Animating the Unknowable — Verona: The Story of the Everett Massacre

Filmmaker Denise Ohio used 3D CGI to help her actually understand the historical event that is the subject of her documentary

Published on in Director's Cut

While computer animation is often a crucial tool for telling a story, filmmaker Denise Ohio used 3D CGI to help her actually understand the historical event that is the subject of her documentary, Verona: The Story of the Everett Massacre (2017, 105 minutes, Virgil Films).

On November 5, 1916, 250 members of the Industrial Workers of the World aboard the steamship Verona were met at the Everett City Dock by Sheriff Don McRae and 140 deputies. When the shooting stopped, six men were dead, one dying, dozens wounded, and as many as twelve missing in the cold water of Puget Sound. Verona reveals the story of one of the bloodiest labor conflicts in U.S. history and what happens when those who have nothing defy those who have everything.

It took more than a dozen years to make this film. I needed material that didn’t exist, not anywhere and certainly not digitized, to explore both why and how the shoot-out happened. A lot of what a filmmaker would have normally relied on was gone. The Everett City Dock had been torn down to make way for a Navy base in the 1970s. The Verona had burned to her waterline in 1936. Key court documents had been destroyed in a courthouse fire. All I had was some propaganda, chunks of court transcript printed in the local newspaper, insurance maps (luckily to scale), and some photos of the location and the ship that someone had scooped up from a dumpster and donated to the Northwest Room of the Everett Public Library twenty years ago. The record was incomplete. To get what I needed, I would have to create it myself.

I had enough 3-D modeling and animation skills that I decided to model a virtual waterfront and ship. I used Lightwave 3-D and Photoshop, but I could have done this using free, open source applications like Blender and Gimp.

 

 

Working in 3-D CGI can be broken down into modeling, animating, and rendering. Modeling refers to creating a virtual object or collection of objects, like a virtual set, and surfacing those objects to get the look you’re trying to achieve. Animating means to put a virtual object into a scene in your 3-D software then changing the object’s position over time so the object appears to be moving. Rendering means to have the computer compile the modeling and animating data you’ve created and export it the final frames. There are sub-groups within each set of tasks, and people usually specialize in one aspect of the 3-D CGI process because it’s extremely labor intensive. That’s why animated films often have such long credit lists: you need a lot of people to create every pixel.

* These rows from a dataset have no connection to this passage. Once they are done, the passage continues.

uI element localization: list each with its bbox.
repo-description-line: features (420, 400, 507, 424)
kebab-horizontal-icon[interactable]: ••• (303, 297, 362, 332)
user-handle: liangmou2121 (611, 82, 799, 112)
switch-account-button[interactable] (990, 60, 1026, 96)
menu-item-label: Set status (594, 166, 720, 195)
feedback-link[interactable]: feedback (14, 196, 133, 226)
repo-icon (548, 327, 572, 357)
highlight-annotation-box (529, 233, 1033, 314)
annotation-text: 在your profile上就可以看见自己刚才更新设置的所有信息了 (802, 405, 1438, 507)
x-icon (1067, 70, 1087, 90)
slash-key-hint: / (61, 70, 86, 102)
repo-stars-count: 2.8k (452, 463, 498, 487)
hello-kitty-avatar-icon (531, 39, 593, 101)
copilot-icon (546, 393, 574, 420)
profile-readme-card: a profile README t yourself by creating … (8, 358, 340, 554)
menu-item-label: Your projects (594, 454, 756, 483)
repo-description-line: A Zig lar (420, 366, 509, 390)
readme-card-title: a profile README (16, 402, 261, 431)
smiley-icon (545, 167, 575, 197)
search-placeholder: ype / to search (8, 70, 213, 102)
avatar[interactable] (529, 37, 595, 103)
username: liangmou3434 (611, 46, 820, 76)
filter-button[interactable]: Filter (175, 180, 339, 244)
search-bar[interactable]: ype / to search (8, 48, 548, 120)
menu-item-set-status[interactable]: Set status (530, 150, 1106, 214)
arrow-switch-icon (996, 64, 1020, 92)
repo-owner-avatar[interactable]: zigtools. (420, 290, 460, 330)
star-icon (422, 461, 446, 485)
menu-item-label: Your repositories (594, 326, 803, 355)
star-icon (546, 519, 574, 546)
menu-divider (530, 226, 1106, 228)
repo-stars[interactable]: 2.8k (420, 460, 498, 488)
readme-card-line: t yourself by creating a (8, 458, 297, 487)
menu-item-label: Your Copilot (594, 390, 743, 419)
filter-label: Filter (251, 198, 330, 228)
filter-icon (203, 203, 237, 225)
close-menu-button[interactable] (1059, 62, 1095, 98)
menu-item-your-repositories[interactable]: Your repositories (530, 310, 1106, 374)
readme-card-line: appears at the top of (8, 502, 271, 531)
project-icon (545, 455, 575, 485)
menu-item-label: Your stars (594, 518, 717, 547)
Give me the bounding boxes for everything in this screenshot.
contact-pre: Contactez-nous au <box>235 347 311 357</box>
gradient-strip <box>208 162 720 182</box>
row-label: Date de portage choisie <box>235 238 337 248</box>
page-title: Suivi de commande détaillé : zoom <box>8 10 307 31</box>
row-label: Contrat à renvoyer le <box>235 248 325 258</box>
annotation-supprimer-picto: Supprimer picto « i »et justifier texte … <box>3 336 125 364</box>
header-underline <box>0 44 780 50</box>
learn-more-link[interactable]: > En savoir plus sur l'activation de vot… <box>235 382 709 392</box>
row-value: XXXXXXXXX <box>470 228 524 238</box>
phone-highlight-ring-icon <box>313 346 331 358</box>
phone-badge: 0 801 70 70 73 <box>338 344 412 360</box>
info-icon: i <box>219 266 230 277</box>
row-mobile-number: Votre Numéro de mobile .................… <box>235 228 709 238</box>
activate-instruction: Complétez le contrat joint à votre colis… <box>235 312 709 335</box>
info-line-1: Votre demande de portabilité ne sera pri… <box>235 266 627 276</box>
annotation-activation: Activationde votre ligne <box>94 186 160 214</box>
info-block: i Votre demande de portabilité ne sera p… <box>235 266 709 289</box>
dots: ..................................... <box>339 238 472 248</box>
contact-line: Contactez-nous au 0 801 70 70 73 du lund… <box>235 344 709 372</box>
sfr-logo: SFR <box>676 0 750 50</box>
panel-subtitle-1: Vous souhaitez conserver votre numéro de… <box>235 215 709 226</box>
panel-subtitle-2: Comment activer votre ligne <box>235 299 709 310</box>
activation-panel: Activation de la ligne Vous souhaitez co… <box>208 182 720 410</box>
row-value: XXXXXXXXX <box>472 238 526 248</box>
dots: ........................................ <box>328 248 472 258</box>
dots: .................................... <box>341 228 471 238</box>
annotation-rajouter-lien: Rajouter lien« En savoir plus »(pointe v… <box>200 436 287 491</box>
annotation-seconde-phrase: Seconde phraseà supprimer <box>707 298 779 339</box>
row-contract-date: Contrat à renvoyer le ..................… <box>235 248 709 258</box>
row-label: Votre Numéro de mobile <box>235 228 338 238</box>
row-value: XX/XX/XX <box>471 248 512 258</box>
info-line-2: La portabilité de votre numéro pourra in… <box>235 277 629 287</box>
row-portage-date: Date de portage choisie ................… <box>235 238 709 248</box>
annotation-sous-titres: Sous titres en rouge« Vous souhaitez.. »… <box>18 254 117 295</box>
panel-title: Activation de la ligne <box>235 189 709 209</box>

But at this point in my project I didn’t need a lot of detail or even any animation. I just wanted to test some of the eyewitness accounts by placing my virtual camera at different points so I could see which versions were plausible. Using the insurance maps and the photos, I quickly built a virtual set of the waterfront.

The ship was a bit trickier. I had no drawings of the Verona. There were photos from different years and a brief write-up in H.W. McCurdy Marine History of the Pacific Northwest, so that gave me a place to start. I also had access to the scale drawings of the remodeled Virginia V., the last of the Puget Sound Mosquito Fleet ships. (The Virginia V. still sails the Sound (https://www.virginiav.org) so I took a trip. I walked the decks as we sailed north on the Sound during a beautiful sunny fall day, much like November 5, 1916. Then we sailed into a fog bank, and I realized that the massive cargo ships coming the other way had no way of seeing us because wooden ships don’t show up on radar. I didn’t unclench until we were out of the fog.)

I scaled the Virginia V.’s drawings down to fit the dimensions of the Verona and created a simple model of the hull. Then I used the archival photos I had to add additional detail like railings, windows, companionways, and doors.

It was the water of Port Gardner Bay that almost did me in. The challenge was to get the water’s level on that day and time as accurately as I could. I knew the height of the tide at noon and that the tide ebbed to the south, but I didn’t know if, for example, the passenger deck be above or below the level of the dock, and if I didn’t know, how could I verify what was in the record? How would I know what had really happened?

Then I stumbled across a legal document archived at the King County Court House in Seattle that gave the relative heights of the ship and the dock that day. I painstakingly compared each account, shifting the ship at the dock to accommodate what people saw. In this way, I was able to see what up until then had only been written. And what I saw became the heart of my movie.